Folglich steht es nicht im freien Ermessen der Gemeinde, Selbstverwaltungsangelegenheiten aufzugeben oder abzugeben, also sich ihnen jederzeit zu entledigen. Bei Aufgaben des örtlichen Wirkungskreises muss die Gemeinde zum Wohle der Gemeindeangehörigen diese übernehmen. Sie wurden der Gemeinde zu diesem Zwecke anvertraut und der Inhalt der kommunalen Selbstverwaltung sieht nicht vor, dass dieser anvertraute Aufgabenbereich beliebig durch Entscheidung der Gemeinde unterlaufen werden kann (genuiner Verantwortungsbereich). Der Gemeinde soll es verwehrt sein, den Inhalt der Selbstverwaltungsgarantie selbst zu beschneiden. Damit ist eine vollständige Entlassung einer traditionellen Leistungseinrichtung des örtlichen Wirkungskreises in das Privatrecht nicht möglich. 

Will die Gemeinde dennoch Dritte in Angelegenheiten des örtlichen Wirkungskreises einbeziehen, muss sie sich Einwirkungsmöglichkeiten vorbehalten und so ihren Einflussbereich behalten. In welcher Form sie sich dabei ihren Einflussbereich auf die Aufgabenwahrnehmung vorbehält, steht in ihrem Ermessen. Dabei stehen ihr verschiedene Modelle zur Verfügung, siehe auch passender Blogbeitrag zum Thema der Organisationsformen öffentlicher Einrichtungen.

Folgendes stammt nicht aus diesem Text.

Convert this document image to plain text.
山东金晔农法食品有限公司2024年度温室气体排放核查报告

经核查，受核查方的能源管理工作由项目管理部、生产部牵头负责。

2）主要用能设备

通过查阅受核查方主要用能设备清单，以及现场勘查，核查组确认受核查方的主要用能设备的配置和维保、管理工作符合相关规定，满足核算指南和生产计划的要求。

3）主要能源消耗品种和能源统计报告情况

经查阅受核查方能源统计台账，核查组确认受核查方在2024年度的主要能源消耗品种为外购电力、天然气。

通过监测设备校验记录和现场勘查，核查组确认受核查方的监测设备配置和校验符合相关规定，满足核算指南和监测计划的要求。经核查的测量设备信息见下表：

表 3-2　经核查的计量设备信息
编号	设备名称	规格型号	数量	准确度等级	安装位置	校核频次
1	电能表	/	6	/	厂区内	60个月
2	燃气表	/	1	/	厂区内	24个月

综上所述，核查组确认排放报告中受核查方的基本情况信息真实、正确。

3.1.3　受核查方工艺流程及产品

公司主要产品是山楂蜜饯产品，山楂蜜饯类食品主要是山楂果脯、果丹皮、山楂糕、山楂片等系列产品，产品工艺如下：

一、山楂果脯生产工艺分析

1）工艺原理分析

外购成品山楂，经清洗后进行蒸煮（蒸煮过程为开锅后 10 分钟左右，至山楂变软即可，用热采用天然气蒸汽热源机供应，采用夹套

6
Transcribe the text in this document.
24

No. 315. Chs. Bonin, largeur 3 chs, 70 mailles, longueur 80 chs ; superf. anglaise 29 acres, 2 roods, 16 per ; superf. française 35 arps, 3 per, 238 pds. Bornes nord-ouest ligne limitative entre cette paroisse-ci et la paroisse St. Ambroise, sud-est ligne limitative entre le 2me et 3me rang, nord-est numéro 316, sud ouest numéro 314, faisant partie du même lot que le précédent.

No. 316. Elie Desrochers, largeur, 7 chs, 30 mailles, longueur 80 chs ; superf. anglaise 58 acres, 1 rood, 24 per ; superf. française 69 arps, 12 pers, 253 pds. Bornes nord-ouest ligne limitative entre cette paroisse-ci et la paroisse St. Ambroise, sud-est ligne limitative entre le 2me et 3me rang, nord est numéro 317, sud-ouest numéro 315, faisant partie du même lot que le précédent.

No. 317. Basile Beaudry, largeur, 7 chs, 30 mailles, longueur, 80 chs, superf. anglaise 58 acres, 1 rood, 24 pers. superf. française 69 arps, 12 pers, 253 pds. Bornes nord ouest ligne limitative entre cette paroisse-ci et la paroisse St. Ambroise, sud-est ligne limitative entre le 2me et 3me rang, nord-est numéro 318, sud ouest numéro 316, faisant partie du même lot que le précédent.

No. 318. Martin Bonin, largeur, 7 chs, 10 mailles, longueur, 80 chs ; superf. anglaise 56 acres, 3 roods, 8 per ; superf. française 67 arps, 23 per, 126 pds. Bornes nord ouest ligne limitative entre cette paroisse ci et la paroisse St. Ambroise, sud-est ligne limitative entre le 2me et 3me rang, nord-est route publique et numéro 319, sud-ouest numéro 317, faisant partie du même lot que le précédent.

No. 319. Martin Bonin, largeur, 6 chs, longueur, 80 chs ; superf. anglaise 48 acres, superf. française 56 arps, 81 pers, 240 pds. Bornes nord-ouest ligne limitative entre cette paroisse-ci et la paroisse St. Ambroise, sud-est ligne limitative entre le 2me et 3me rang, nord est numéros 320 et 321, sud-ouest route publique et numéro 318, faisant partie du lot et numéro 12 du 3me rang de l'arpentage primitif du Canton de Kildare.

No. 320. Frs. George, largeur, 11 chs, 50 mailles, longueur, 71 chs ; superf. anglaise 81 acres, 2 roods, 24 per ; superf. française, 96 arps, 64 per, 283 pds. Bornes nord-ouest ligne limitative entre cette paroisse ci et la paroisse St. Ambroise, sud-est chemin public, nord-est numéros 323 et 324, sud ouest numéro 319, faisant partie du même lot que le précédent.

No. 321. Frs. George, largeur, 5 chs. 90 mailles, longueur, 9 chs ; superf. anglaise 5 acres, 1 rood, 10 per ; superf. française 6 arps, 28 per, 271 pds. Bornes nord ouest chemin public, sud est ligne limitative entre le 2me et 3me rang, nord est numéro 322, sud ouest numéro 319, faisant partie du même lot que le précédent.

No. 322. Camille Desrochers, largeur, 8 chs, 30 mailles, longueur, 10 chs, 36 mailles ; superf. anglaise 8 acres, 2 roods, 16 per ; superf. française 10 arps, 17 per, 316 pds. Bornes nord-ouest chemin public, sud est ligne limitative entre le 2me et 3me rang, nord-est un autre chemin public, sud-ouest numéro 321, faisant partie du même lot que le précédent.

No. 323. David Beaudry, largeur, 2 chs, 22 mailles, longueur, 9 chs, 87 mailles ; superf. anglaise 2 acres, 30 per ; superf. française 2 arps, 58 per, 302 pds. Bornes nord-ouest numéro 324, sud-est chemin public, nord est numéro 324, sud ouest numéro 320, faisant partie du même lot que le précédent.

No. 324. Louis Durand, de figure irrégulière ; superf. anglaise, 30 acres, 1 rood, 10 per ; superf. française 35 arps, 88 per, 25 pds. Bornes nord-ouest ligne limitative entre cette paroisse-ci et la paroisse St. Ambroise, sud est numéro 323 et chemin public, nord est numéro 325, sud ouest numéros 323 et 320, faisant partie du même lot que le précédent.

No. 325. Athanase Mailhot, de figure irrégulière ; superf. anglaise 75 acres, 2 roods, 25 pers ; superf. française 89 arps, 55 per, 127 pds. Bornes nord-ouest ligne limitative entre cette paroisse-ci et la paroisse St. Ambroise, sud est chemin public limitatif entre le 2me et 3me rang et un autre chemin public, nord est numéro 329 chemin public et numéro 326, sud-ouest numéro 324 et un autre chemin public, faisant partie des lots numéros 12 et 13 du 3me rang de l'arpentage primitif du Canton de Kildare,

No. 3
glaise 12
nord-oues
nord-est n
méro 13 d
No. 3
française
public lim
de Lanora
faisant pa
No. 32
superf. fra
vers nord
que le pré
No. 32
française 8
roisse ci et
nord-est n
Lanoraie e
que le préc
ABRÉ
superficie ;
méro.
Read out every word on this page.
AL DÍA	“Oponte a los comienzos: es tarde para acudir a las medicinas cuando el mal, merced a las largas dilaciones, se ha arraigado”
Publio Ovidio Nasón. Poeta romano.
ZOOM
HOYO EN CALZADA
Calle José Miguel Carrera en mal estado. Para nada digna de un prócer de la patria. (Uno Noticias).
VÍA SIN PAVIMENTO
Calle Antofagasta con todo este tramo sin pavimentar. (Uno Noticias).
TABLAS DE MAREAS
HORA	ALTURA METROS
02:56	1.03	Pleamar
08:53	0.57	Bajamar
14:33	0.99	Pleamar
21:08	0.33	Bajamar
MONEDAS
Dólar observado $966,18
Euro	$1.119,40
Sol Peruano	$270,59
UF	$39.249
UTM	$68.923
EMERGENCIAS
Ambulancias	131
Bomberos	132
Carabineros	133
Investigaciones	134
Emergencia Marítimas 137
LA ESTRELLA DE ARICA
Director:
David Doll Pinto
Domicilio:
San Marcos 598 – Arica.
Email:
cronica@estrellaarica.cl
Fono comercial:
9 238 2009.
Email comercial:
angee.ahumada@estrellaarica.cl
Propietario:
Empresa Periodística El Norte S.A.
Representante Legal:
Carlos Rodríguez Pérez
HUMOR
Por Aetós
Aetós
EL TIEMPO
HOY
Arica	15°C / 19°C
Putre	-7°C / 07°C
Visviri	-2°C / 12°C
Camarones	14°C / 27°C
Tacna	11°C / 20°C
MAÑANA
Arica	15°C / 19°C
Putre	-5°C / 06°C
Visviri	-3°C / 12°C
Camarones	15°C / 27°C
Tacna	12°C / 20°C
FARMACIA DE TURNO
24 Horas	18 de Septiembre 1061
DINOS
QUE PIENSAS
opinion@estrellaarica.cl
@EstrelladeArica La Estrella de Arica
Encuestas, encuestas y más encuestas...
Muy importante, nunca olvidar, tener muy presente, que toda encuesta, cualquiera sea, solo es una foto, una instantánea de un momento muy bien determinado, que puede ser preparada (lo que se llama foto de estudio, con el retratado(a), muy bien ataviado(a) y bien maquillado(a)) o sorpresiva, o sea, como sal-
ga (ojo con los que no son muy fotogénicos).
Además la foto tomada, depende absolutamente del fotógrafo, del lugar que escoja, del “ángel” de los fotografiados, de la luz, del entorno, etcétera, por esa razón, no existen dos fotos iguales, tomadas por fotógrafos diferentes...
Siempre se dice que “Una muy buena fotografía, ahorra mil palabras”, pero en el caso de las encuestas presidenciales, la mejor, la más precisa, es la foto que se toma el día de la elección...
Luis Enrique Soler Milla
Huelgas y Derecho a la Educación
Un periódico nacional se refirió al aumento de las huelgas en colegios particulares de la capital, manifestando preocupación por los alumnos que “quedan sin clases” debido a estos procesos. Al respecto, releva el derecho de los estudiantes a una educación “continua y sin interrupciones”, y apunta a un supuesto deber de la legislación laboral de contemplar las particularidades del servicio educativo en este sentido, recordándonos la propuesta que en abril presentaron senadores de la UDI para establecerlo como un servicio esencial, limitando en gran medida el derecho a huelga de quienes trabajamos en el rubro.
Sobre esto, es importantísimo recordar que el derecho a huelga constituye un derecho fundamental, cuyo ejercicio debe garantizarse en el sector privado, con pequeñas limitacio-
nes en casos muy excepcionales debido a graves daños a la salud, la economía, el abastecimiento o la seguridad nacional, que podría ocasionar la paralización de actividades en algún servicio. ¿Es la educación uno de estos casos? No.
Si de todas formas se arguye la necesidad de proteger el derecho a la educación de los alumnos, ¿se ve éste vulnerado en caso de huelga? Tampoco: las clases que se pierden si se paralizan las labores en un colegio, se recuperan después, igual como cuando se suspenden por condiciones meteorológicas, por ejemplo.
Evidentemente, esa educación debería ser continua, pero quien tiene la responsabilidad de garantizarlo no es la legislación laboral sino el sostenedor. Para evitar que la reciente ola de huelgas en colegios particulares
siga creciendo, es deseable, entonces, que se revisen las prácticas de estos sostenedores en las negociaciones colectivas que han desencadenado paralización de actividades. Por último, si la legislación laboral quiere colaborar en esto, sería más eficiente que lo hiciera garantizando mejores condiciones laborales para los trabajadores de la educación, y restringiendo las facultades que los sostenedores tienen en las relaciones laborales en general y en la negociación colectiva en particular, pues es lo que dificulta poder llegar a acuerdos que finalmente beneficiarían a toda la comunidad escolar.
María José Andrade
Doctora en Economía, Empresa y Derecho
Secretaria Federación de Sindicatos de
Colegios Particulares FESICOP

Dabei muss in der Klausur genau differenziert werden, ob es sich tatsächlich um eine solche Angelegenheit handelt. Sie muss nämlich wie oben definiert gerade in der örtlichen Gemeinschaft wurzeln oder einen spezifischen Bezug haben und das Zusammenleben der Einwohner in der politischen Gemeinschaft betreffen. Zur Veranschaulichung: Das ist jedenfalls dann anzunehmen, wenn es um Einrichtungen mit kulturellem, sozialen und traditionsbildendem Hintergrund geht, die schon lange Zeit in der Alleinverantwortung der Gemeinde standen, nicht jedoch bei einer rein wirtschaftlichen Betätigung der Gemeinde. Der Gemeinde obliegt besonders dann die Sicherung ihres Aufgabenbereichs, wenn es sich um die Gemeinde prägende ureigene Angelegenheiten der örtlichen Gemeinschaft handelt, etwa ein tradtitionsreicher Weihnachtsmarkt.